The Labour letter, backed by members of the APPG on Gambling Reform, sets out a case for targeted taxation of online gambling products that are linked to higher harm. Signatories argue that gambling-related harms cost the Exchequer over £1bn a year and that the industry’s growth has not translated into proportional public benefit. The IPPR’s modelling underpins the MPs’ ask, showing steep duty increases could fund the removal of both the two-child benefit cap and the household benefit cap.
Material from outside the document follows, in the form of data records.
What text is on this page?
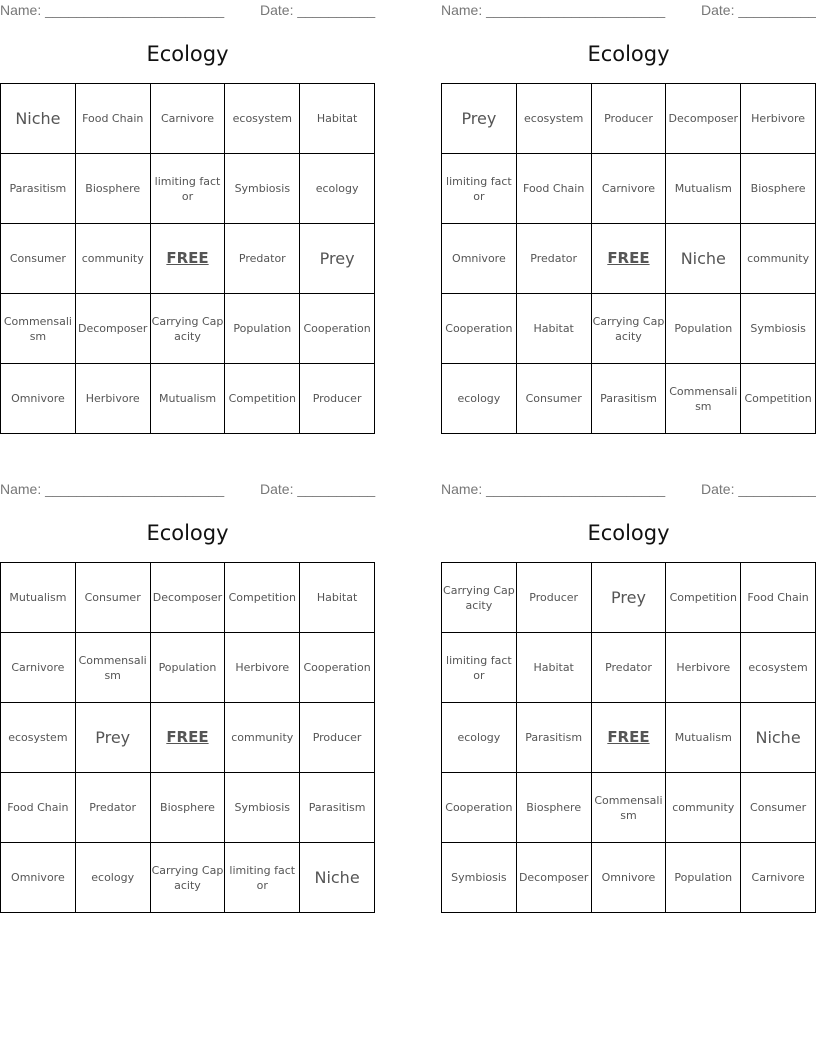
Name: _______________________	Date: __________
Ecology
Niche	Food Chain	Carnivore	ecosystem	Habitat
Parasitism	Biosphere	limiting factor	Symbiosis	ecology
Consumer	community	FREE	Predator	Prey
Commensalism	Decomposer	Carrying Capacity	Population	Cooperation
Omnivore	Herbivore	Mutualism	Competition	Producer
Name: _______________________	Date: __________
Ecology
Prey	ecosystem	Producer	Decomposer	Herbivore
limiting factor	Food Chain	Carnivore	Mutualism	Biosphere
Omnivore	Predator	FREE	Niche	community
Cooperation	Habitat	Carrying Capacity	Population	Symbiosis
ecology	Consumer	Parasitism	Commensalism	Competition
Name: _______________________	Date: __________
Ecology
Mutualism	Consumer	Decomposer	Competition	Habitat
Carnivore	Commensalism	Population	Herbivore	Cooperation
ecosystem	Prey	FREE	community	Producer
Food Chain	Predator	Biosphere	Symbiosis	Parasitism
Omnivore	ecology	Carrying Capacity	limiting factor	Niche
Name: _______________________	Date: __________
Ecology
Carrying Capacity	Producer	Prey	Competition	Food Chain
limiting factor	Habitat	Predator	Herbivore	ecosystem
ecology	Parasitism	FREE	Mutualism	Niche
Cooperation	Biosphere	Commensalism	community	Consumer
Symbiosis	Decomposer	Omnivore	Population	Carnivore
Rachel Reeves has said the proposals are “on the table” and will outline taxation plans in her 26 November budget; she previously ordered a consultation on simplifying betting taxation into a single rate. The Betting and Gaming Council strongly opposes the hikes, citing economic contribution and risks of expanding an unsafe black market. Meanwhile, campaigners and some industry figures have discussed protections for horse-racing and differentiated treatment for lower-harm products.

Context and relevance

This development sits at the intersection of social policy and regulatory reform: it links revenue-raising from a controversial industry with an immediate social-policy objective (ending the two-child cap). The proposal follows sustained campaigning by politicians and activists and comes at a politically sensitive time—the chancellor will set out plans in the autumn budget. For the gambling industry, operators and investors, it signals a potential material shift in the tax and regulatory landscape; for social-policy stakeholders it represents a viable funding route to remove benefit caps.

Why should I read this?

Because if you care about UK politics, social policy or the iGaming sector, this could change where money comes from and who pays. Quick: MPs want to force big gambling firms to stump up cash to end a child benefit rule that campaigners say traps kids in poverty. It’s politically charged, could raise billions and will be on the chancellor’s budget agenda. Worth a scan if you want the short version without wading through all the briefings.